What is a bankruptcy exemption?

When it comes to declaring bankruptcy, Arizona residents may be hesitant to do so not just because of the perceived social stigma attached to declaring bankruptcy but also because they are afraid they may lose possession of their most prized assets. However, this is not the case. There is some property that is exempt-this means that the debtor can keep control of this property and does not have to hand it over to the bankruptcy trustee.

Under federal bankruptcy laws, a debtor may exempt some property from bankruptcy. A debtor may also have some property exempted from bankruptcy based on the state's own rules. However, in Arizona, debtors can only apply state law exemptions and not federal. Debtors can claim exemptions on the bankruptcy form titled 'Property claimed as exempt'.

It is important to remember that only debtors who have lived in Arizona for two complete years before filing for bankruptcy can benefit from the exhaustive list of bankruptcy exemptions the state has to offer. If the debtor does not meet this requirement, they may be able to claim exemptions under the Bankruptcy Code.

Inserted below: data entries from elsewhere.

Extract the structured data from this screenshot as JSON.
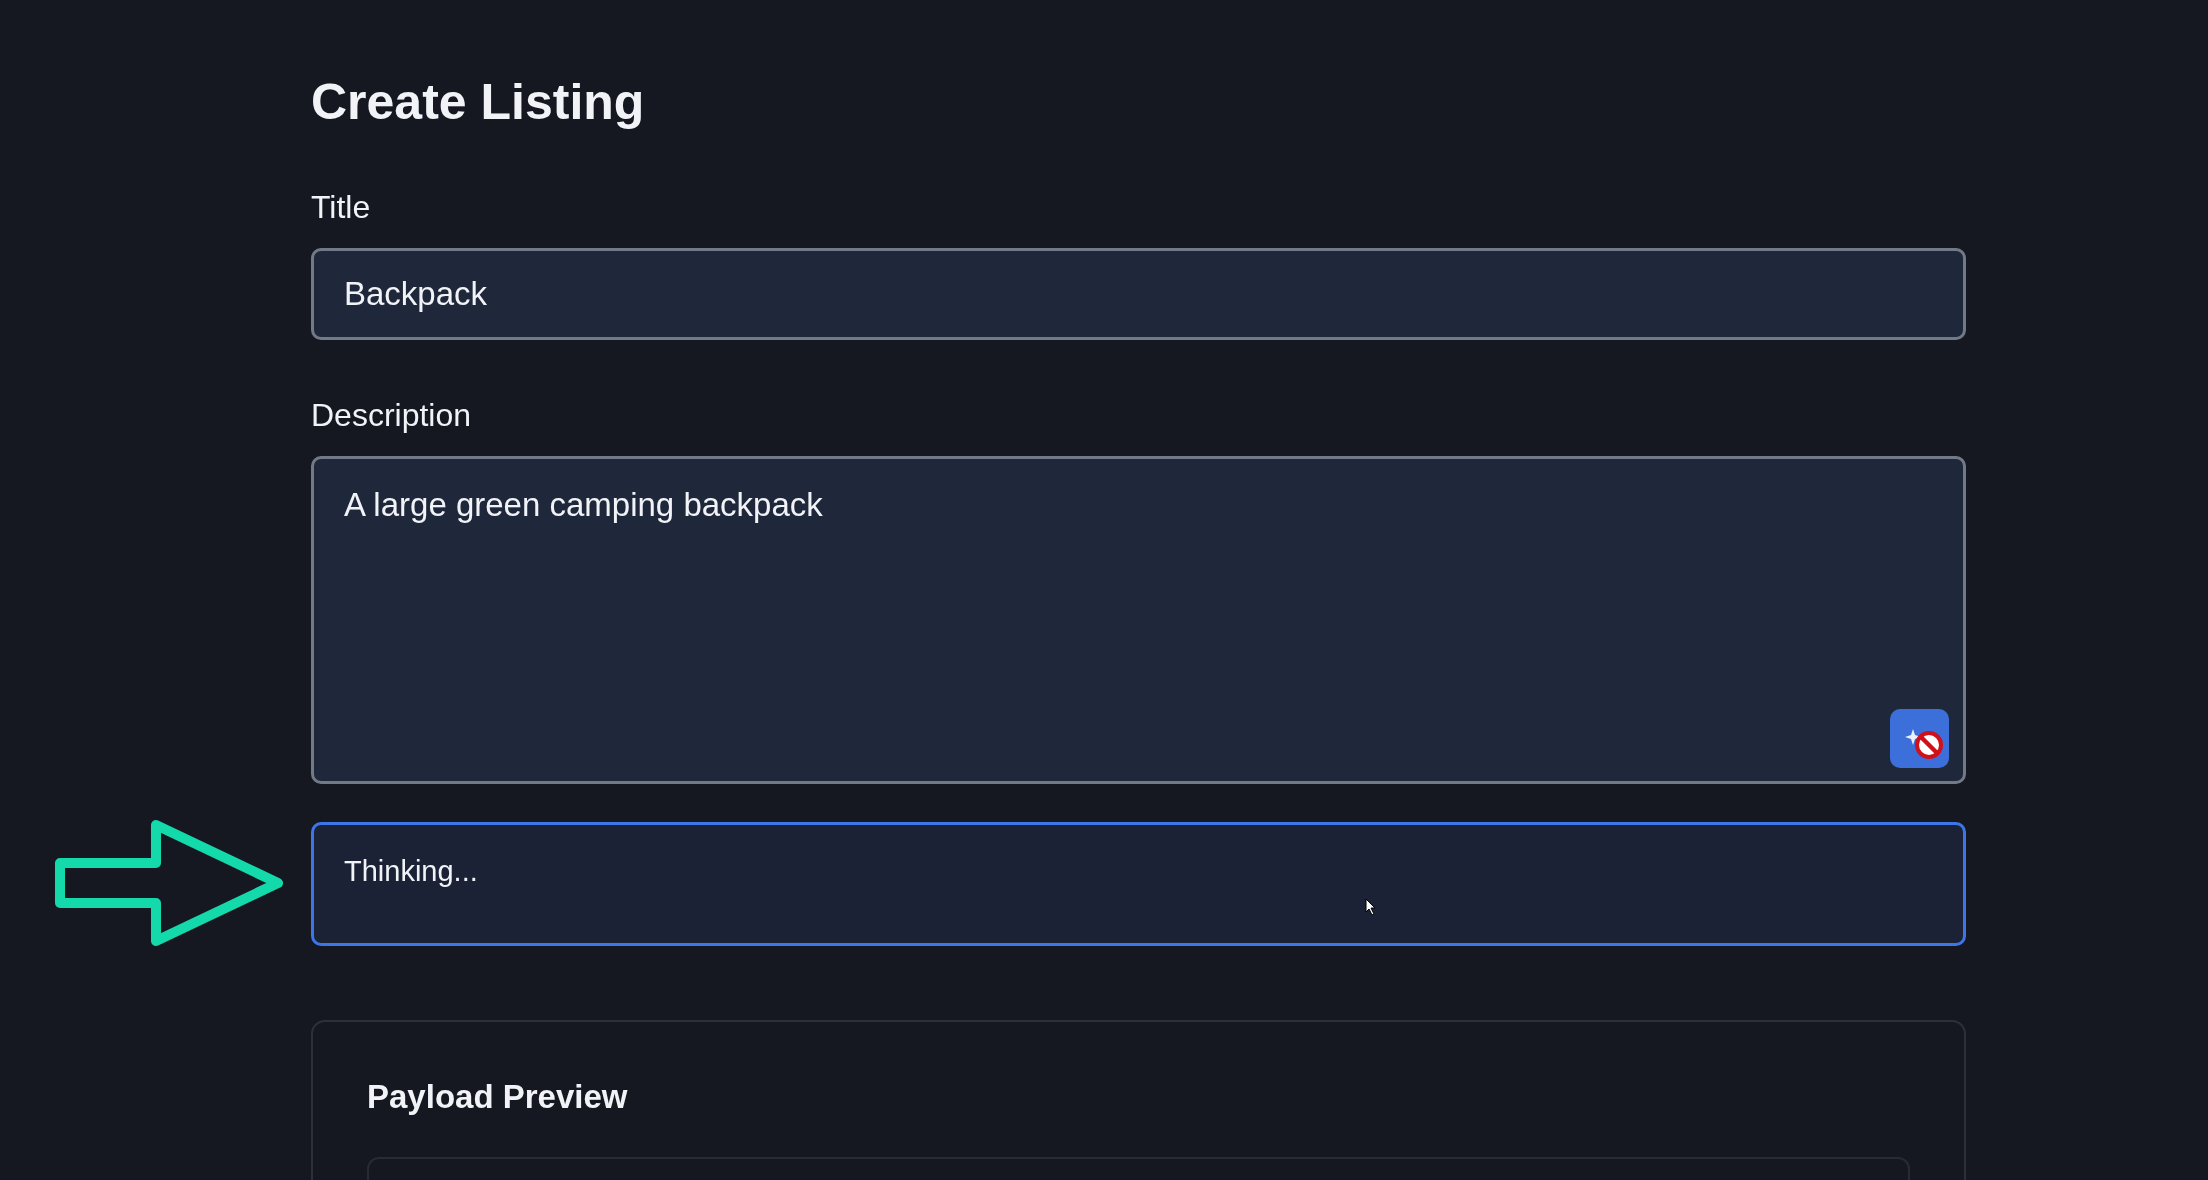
{
  "heading": "Create Listing",
  "fields": [
    {
      "kind": "input",
      "label": "Title",
      "value": "Backpack"
    },
    {
      "kind": "textarea",
      "label": "Description",
      "value": "A large green camping backpack"
    }
  ],
  "status": {
    "text": "Thinking..."
  },
  "preview": {
    "title": "Payload Preview"
  }
}
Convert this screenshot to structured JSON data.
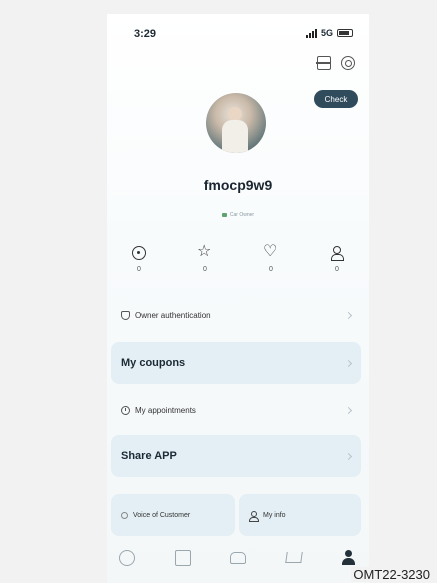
{
  "status_bar": {
    "time": "3:29",
    "network": "5G"
  },
  "profile": {
    "username": "fmocp9w9",
    "tag": "Car Owner",
    "checkin_label": "Check"
  },
  "stats": [
    {
      "icon": "plus-circle-icon",
      "value": "0"
    },
    {
      "icon": "star-icon",
      "value": "0"
    },
    {
      "icon": "heart-icon",
      "value": "0"
    },
    {
      "icon": "users-icon",
      "value": "0"
    }
  ],
  "menu": {
    "owner_auth": "Owner authentication",
    "coupons": "My coupons",
    "appointments": "My appointments",
    "share": "Share APP",
    "voice": "Voice of Customer",
    "info": "My info"
  },
  "tabs": [
    "compass-icon",
    "message-icon",
    "car-icon",
    "cart-icon",
    "profile-icon"
  ],
  "watermark": "OMT22-3230",
  "colors": {
    "accent": "#2f4b5c",
    "card": "#e3eff4",
    "tag": "#5fa36e"
  }
}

Up to certain value restrictions, debtors can retain possession not only of their residential home and the land surrounding it, but also household furniture, goods, appliances, musical instruments, engagement and wedding rings, car and even a computer. This list is not exhaustive and those Arizona residents who are unclear of the value of their possessions or of which list their property falls under may want to consider consulting an experienced attorney for more guidance on the matter.

Instead of struggling with their finances, by filing for bankruptcy, Arizona residents can begin planning for the new year with a fresh start and in debt free possession of essential items.